Justiça seja feita, o fenômeno foi global: a economia caminhou para o setor de serviços em detrimento das fábricas que dominaram o século 20. E há quem questione, até mesmo, a maneira de medir esse PIB. “Essa é uma taxonomia do início do século passado. A indústria, hoje, é servitizada”, diz Rafael Lucchesi, presidente do conselho do BNDES e diretor de inovação industrial da Confederação Nacional da Indústria (CNI).
“A PDI [política de desenvolvimento industrial] está em serviço. Faz parte da cadeia de valor. Um exemplo é um smartphone: 90% dele é serviço, só que o fabricante tem 100% da cadeia, porque a engenharia e o produto são dele.”
Nesse processo histórico, houve o fator China. De 1995 a 2020, a participação do país saltou de 3% para mais de 20% do total da manufatura global. O país asiático abocanhou uma fatia enorme da fabricação de produtos, inicialmente focando as mercadorias de baixo valor agregado, e hoje é líder em diversos segmentos de ponta.
Desde a pandemia, cresceu a percepção de que as cadeias globais eram dependentes dos chineses. E teve início um processo gradual de encurtamento de cadeias que ganhou vários nomes: nearshoring, friendshoring... Quando somado o desafio da transição energética diante das mudanças climáticas, outras alcunhas vieram, como o powershoring.

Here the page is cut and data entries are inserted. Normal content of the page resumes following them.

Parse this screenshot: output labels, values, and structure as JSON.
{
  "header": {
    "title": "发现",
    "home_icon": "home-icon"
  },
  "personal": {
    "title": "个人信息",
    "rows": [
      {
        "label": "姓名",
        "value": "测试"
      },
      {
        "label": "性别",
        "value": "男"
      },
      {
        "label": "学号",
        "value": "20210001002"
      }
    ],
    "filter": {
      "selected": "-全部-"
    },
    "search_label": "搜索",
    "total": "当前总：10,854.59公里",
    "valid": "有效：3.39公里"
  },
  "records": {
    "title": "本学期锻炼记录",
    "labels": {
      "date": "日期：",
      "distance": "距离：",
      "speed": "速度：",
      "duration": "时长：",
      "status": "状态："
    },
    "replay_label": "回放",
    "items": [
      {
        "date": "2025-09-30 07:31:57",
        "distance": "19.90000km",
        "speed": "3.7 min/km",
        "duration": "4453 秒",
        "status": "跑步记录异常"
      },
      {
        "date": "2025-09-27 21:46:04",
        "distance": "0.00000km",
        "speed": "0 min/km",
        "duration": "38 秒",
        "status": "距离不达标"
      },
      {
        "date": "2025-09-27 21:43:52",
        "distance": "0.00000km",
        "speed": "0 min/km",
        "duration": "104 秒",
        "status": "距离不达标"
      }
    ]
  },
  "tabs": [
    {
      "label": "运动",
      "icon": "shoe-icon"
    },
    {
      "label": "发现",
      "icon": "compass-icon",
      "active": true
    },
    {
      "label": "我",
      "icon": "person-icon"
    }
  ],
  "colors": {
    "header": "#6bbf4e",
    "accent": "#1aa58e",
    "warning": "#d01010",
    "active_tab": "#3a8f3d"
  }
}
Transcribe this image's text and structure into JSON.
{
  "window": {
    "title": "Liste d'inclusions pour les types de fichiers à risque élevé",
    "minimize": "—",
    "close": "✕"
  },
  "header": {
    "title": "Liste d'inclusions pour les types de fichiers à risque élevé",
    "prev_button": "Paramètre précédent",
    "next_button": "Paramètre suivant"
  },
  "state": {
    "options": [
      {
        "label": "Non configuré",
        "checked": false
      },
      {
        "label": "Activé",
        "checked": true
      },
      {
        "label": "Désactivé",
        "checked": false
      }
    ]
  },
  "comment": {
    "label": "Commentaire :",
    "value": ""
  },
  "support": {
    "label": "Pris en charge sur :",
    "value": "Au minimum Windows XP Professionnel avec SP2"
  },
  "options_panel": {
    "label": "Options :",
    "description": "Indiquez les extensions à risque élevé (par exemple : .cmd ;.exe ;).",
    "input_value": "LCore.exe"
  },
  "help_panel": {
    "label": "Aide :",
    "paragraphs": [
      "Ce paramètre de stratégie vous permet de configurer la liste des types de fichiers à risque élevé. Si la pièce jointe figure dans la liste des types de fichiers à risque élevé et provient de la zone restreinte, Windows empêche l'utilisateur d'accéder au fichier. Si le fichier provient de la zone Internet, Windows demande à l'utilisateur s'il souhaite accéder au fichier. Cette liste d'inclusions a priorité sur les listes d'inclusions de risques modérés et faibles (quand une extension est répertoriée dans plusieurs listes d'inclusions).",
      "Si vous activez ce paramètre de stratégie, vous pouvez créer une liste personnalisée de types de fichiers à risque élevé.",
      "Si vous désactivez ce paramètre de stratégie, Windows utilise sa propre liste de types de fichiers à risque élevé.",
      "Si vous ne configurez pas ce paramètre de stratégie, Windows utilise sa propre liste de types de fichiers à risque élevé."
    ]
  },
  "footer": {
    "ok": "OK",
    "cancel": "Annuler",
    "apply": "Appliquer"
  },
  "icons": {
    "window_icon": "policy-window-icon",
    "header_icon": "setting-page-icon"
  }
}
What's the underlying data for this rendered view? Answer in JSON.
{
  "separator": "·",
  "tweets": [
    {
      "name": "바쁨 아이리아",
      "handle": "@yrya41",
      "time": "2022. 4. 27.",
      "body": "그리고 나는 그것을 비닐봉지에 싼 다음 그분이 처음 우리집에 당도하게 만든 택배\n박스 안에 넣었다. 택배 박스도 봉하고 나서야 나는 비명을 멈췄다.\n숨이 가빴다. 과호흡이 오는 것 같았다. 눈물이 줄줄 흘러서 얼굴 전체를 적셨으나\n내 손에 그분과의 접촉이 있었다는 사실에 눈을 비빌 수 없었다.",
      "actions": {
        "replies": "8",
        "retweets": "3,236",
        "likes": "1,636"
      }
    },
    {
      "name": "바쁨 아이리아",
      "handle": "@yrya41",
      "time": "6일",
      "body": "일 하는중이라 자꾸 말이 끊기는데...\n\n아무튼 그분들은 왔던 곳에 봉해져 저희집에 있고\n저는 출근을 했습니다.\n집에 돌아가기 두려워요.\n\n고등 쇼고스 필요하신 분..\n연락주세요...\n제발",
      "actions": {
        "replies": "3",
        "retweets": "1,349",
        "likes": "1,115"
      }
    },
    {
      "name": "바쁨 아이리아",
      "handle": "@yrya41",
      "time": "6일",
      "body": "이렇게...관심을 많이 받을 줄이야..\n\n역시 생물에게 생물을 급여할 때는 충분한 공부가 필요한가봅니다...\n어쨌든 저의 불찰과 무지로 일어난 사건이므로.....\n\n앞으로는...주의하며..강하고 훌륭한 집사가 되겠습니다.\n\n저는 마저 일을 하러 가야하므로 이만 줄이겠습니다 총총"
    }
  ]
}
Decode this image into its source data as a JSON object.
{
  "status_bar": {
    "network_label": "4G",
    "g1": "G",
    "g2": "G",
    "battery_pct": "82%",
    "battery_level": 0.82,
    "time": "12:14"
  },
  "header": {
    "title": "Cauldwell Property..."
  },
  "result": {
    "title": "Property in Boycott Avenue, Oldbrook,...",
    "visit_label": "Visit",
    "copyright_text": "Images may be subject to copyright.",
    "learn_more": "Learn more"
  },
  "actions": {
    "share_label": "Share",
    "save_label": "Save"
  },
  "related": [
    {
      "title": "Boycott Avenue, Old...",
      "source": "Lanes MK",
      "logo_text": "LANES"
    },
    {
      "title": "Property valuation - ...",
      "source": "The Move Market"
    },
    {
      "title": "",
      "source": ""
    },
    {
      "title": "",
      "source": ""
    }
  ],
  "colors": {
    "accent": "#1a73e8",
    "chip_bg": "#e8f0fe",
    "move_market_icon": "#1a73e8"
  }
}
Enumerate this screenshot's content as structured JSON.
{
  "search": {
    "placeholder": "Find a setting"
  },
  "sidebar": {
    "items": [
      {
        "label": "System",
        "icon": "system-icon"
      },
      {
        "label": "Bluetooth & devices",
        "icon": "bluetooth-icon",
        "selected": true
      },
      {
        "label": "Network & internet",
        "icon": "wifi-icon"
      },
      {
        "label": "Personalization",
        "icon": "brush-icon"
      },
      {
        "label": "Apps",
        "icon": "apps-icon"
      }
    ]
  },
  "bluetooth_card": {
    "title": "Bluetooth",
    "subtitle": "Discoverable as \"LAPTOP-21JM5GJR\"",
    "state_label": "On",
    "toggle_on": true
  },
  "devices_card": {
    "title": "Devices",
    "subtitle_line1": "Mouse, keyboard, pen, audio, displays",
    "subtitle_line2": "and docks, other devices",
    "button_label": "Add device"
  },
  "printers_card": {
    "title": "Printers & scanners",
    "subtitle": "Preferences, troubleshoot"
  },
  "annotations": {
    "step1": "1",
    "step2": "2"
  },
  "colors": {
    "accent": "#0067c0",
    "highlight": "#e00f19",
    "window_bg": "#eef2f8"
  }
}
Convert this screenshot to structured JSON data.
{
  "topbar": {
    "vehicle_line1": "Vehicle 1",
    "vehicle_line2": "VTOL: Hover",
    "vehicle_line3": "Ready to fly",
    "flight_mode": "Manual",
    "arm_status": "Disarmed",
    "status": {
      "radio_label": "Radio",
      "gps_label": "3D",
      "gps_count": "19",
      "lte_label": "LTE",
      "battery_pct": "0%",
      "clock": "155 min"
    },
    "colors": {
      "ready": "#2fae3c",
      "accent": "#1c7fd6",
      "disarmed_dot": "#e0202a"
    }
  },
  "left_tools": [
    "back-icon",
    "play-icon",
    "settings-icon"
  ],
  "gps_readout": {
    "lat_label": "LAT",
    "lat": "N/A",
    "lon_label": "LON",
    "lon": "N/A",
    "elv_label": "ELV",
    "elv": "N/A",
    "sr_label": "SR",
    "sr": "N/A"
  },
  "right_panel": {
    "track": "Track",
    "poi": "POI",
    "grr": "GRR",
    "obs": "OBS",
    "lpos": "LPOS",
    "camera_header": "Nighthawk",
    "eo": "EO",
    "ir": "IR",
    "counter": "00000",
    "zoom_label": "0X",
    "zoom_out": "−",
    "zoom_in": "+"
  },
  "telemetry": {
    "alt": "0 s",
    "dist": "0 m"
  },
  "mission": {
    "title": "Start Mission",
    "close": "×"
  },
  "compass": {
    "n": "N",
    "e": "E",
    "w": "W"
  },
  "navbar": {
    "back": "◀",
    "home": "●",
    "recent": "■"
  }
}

Fato é que o mundo, em especial os países desenvolvidos, quer turbinar suas indústrias. Em 2023, mais de 2.500 intervenções de política industrial ocorreram globalmente, segundo o Fundo Monetário Internacional (FMI). Quase metade delas ocorreu na China, União Europeia e nos Estados Unidos.
Diferentemente desses países, o Brasil busca fortalecer sua indústria num cenário de declínio acelerado após o auge do setor, de 1930 a 1980. Os países avançados experienciaram uma desindustrialização positiva, que permitiu focar o desenvolvimento de altas tecnologias, avaliam especialistas.
Mas aqui houve perdas de competências produtivas e tecnológicas, em um cenário de incompletude, na avaliação de Rafael Cagnin, economista do Instituto de Estudos para o Desenvolvimento Industrial (Iedi). “De lá para cá, solucionamos alguns problemas, como a hiperinflação dos anos 1980. Mas não chegamos a desenvolver competências produtivas e tecnológicas em áreas de mais dinamismo inovativo e mais próximas da fronteira de inovação”, diz.
Nessa nova tentativa, o Brasil tem uma carta na manga. Com uma matriz energética 88% limpa e com a necessidade de o mundo se descarbonizar até 2050, o país desponta como uma potência para as energias verdes.
Dados da consultoria BCG revelam que 3 trilhões de dólares podem ser aportados até 2050 na esteira da descarbonização — 2 trilhões de dólares para áreas como agro, manufatura, infraestrutura, transportes, biocombustíveis e energia renovável. Somente para o setor de biocombustíveis, o BCG avalia haver um potencial de 200 bilhões de dólares em investimentos.
Outra área que pode despontar é a de hidrogênio verde. Segundo o ministro de Minas e Energia, Alexandre Silveira, o Brasil tem mais de 200 bilhões de reais em projetos de hidrogênio verde anunciados dentro do Programa Nacional do Hidrogênio (PNH2), do governo federal.
“Se a gente quiser manter ou recuperar a posição que já tivemos décadas atrás, precisamos avançar na direção em que o mundo está avançando, ou seja, da descarbonização, da digitalização e do aumento de produtividade, mas a uma velocidade compatível. As potencialidades de energia no Brasil fazem com que a festa seja nossa”, afirma Cagnin. “Não podemos chegar atrasados para nossa própria festa.”
A NIB é estruturada em seis missões, das quais três tiveram metas anunciadas (veja o quadro no final da reportagem). Alguns economistas a consideram uma “carta de intenções”, com erros conhecidos e baixo impacto. O próprio presidente Luiz Inácio Lula da Silva chegou a pedir que as missões fossem aprimoradas, ainda em janeiro.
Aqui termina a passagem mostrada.